The reality is, teams across Europe have no money.
Premier League sides have spent a combined £511million so far this summer.
Next up is the Bundesliga and Serie A, who have both spent £81million.
Ligue 1 clubs have spent £213m and La Liga clubs just £111m combined.
Real Madrid and Barcelona currently have huge financial constraints after decades of spending beyond their budgets. And over in Italy Champions Inter Milan are in financial meltdown whilst Juventus are looking at loan deals.
PSG are the only team in France splashing money, whilst German sides are basically spending what they bring in.
This leaves the likes of Arsenal struggling to sell players.
Unless another English club comes in for someone like Granit Xhaka or Hector Bellerin, Arsenal will be forced to accept a small bid (or a loan deal) from a European side if they wish to sell.
Roma’s biggest signing of the season so far is Rui Patricio. The former Wolves keeper moving for £10.35m. They have spent £23million total.
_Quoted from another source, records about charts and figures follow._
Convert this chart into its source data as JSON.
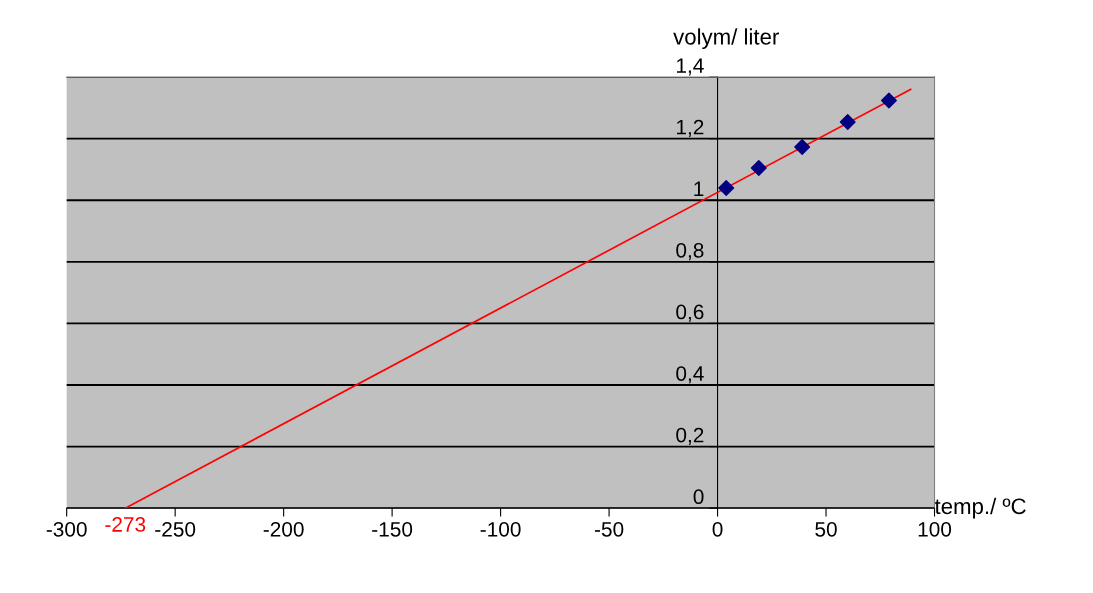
{
  "chart_data": {
    "type": "scatter",
    "xlabel": "temp./ ºC",
    "ylabel": "volym/ liter",
    "series": [
      {
        "color": "#000080",
        "marker": "diamond",
        "x": [
          4,
          19,
          39,
          60,
          79
        ],
        "values": [
          1.04,
          1.105,
          1.173,
          1.254,
          1.324
        ]
      },
      {
        "type": "line",
        "color": "#ff0000",
        "marker": "none",
        "x": [
          -273,
          89
        ],
        "values": [
          0,
          1.36
        ]
      }
    ],
    "xlim": [
      -300,
      100
    ],
    "xticks": [
      -300,
      -250,
      -200,
      -150,
      -100,
      -50,
      0,
      50,
      100
    ],
    "ylim": [
      0,
      1.4
    ],
    "yticks": [
      0,
      {
        "value": 0.2,
        "label": "0,2"
      },
      {
        "value": 0.4,
        "label": "0,4"
      },
      {
        "value": 0.6,
        "label": "0,6"
      },
      {
        "value": 0.8,
        "label": "0,8"
      },
      1,
      {
        "value": 1.2,
        "label": "1,2"
      },
      {
        "value": 1.4,
        "label": "1,4"
      }
    ],
    "grid": "y",
    "legend": false,
    "annotations": [
      {
        "text": "-273",
        "x": -273,
        "y": 0
      }
    ]
  }
}
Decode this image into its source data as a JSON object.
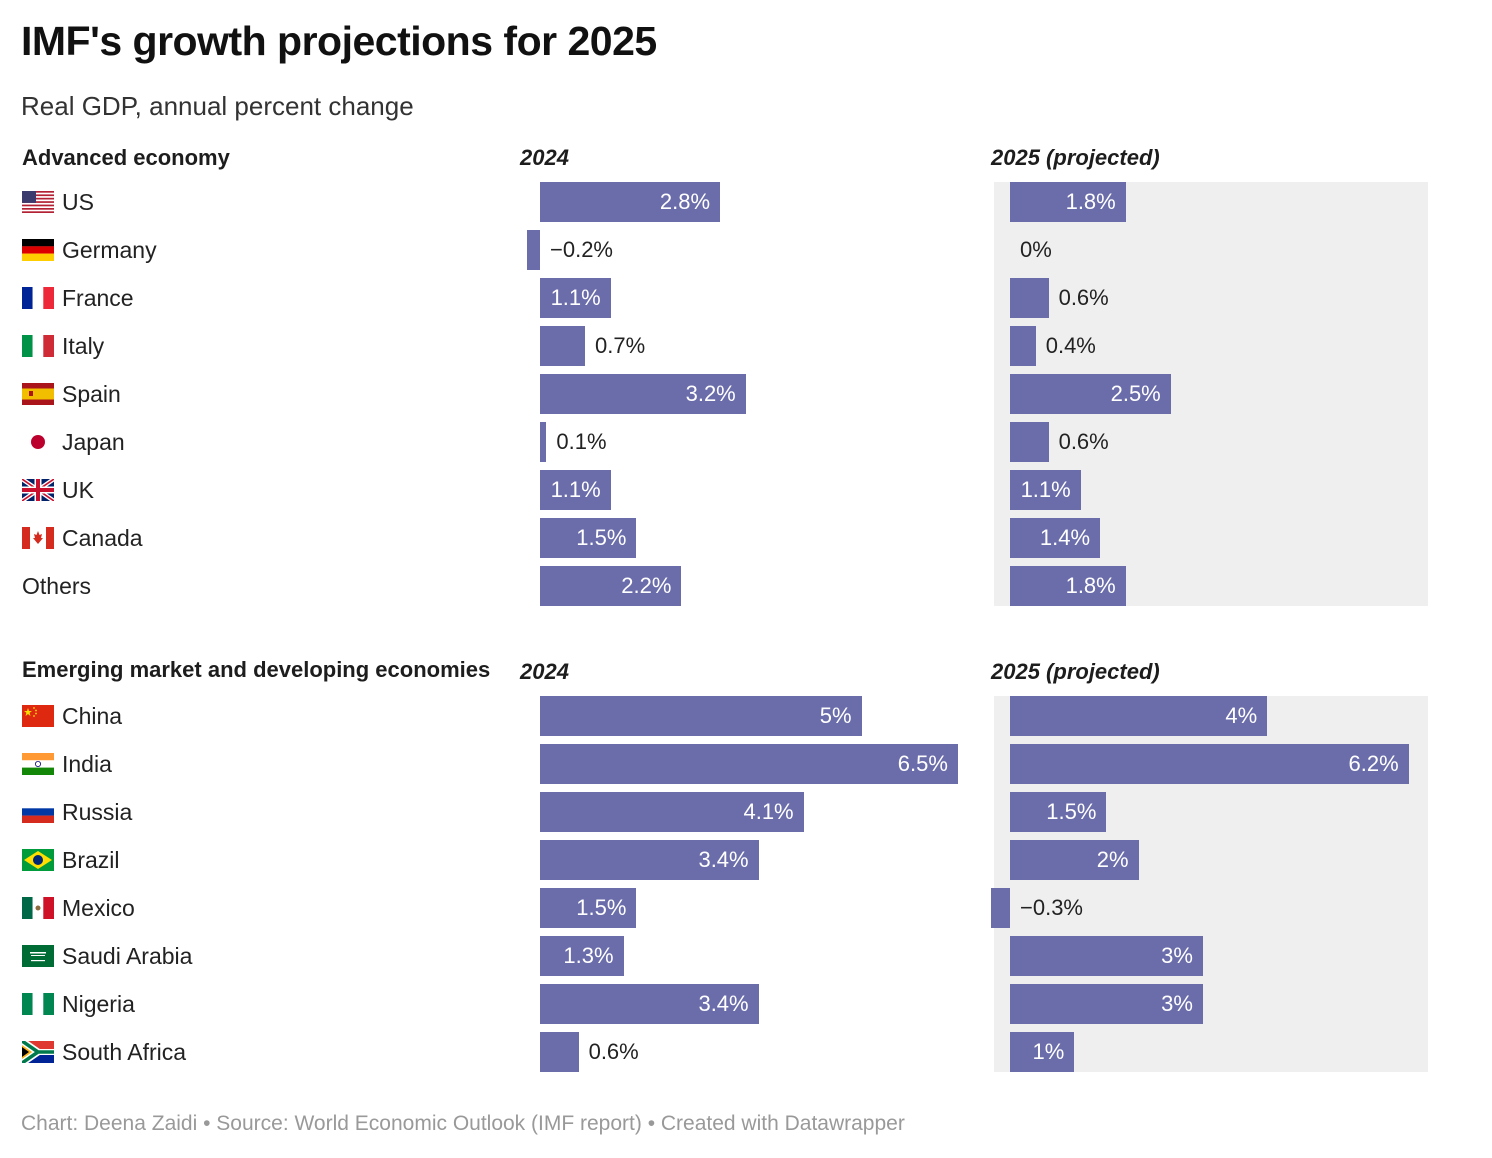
{
  "title": "IMF's growth projections for 2025",
  "subtitle": "Real GDP, annual percent change",
  "footer": "Chart: Deena Zaidi • Source: World Economic Outlook (IMF report) • Created with Datawrapper",
  "colors": {
    "bar": "#6b6dab",
    "column_bg": "#efefef"
  },
  "chart_data": [
    {
      "type": "bar",
      "title": "Advanced economy",
      "series_names": [
        "2024",
        "2025 (projected)"
      ],
      "categories": [
        "US",
        "Germany",
        "France",
        "Italy",
        "Spain",
        "Japan",
        "UK",
        "Canada",
        "Others"
      ],
      "flags": [
        "us-flag-icon",
        "germany-flag-icon",
        "france-flag-icon",
        "italy-flag-icon",
        "spain-flag-icon",
        "japan-flag-icon",
        "uk-flag-icon",
        "canada-flag-icon",
        ""
      ],
      "values_2024": [
        2.8,
        -0.2,
        1.1,
        0.7,
        3.2,
        0.1,
        1.1,
        1.5,
        2.2
      ],
      "labels_2024": [
        "2.8%",
        "−0.2%",
        "1.1%",
        "0.7%",
        "3.2%",
        "0.1%",
        "1.1%",
        "1.5%",
        "2.2%"
      ],
      "values_2025": [
        1.8,
        0,
        0.6,
        0.4,
        2.5,
        0.6,
        1.1,
        1.4,
        1.8
      ],
      "labels_2025": [
        "1.8%",
        "0%",
        "0.6%",
        "0.4%",
        "2.5%",
        "0.6%",
        "1.1%",
        "1.4%",
        "1.8%"
      ]
    },
    {
      "type": "bar",
      "title": "Emerging market and developing economies",
      "series_names": [
        "2024",
        "2025 (projected)"
      ],
      "categories": [
        "China",
        "India",
        "Russia",
        "Brazil",
        "Mexico",
        "Saudi Arabia",
        "Nigeria",
        "South Africa"
      ],
      "flags": [
        "china-flag-icon",
        "india-flag-icon",
        "russia-flag-icon",
        "brazil-flag-icon",
        "mexico-flag-icon",
        "saudi-arabia-flag-icon",
        "nigeria-flag-icon",
        "south-africa-flag-icon"
      ],
      "values_2024": [
        5,
        6.5,
        4.1,
        3.4,
        1.5,
        1.3,
        3.4,
        0.6
      ],
      "labels_2024": [
        "5%",
        "6.5%",
        "4.1%",
        "3.4%",
        "1.5%",
        "1.3%",
        "3.4%",
        "0.6%"
      ],
      "values_2025": [
        4,
        6.2,
        1.5,
        2,
        -0.3,
        3,
        3,
        1
      ],
      "labels_2025": [
        "4%",
        "6.2%",
        "1.5%",
        "2%",
        "−0.3%",
        "3%",
        "3%",
        "1%"
      ]
    }
  ]
}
It is not that they are being cheap when it comes to the Xhaka deal. They just do not have the money to sign him.
And the lack of money in Europe is causing headaches to not just Arsenal but also the likes of Chelsea.
When you look at yesterdays game between Arsenal and Chelsea, both teams were littered with players neither club wants but are unable to sell.
Bellerin, Willian, Runarsson, Kolasinac, Xhaka, Drinkwater, Barkley, Zappacosta and Batshuayi.
Every Premier League club is in a similar situation. Half a dozen players that they can not move in.
The problem is most Premier League sides have spent their initial funds. Further funds will only be spent once they move players on.
But Europe is causing a blockage n the system.
West Ham, for example, can not move on their unwanted players which would raise say £20-30m which in turn would allow to buy Ross Barkley. Those funds would then allow Chelsea to go and buy someone from Inter Milan.
Inter Milan would then have more cash which would allow them to come to Arsenal and sign Bellerin.
Football economy works no different than any other economy. You need money to keep things moving. If you have one break in system, the system can collapse.
And that is where we are at.
Clubs need to sell to buy. But no one has any money to buy.
The lack of funds across Europe means sides are struggling to sell players to free up funds and squad space for further investment.
Keenos
Hope ever critical fans would understand this. Always blaming the coaches and management of ineptitude for what they have no control over. Thanks for bringing this up.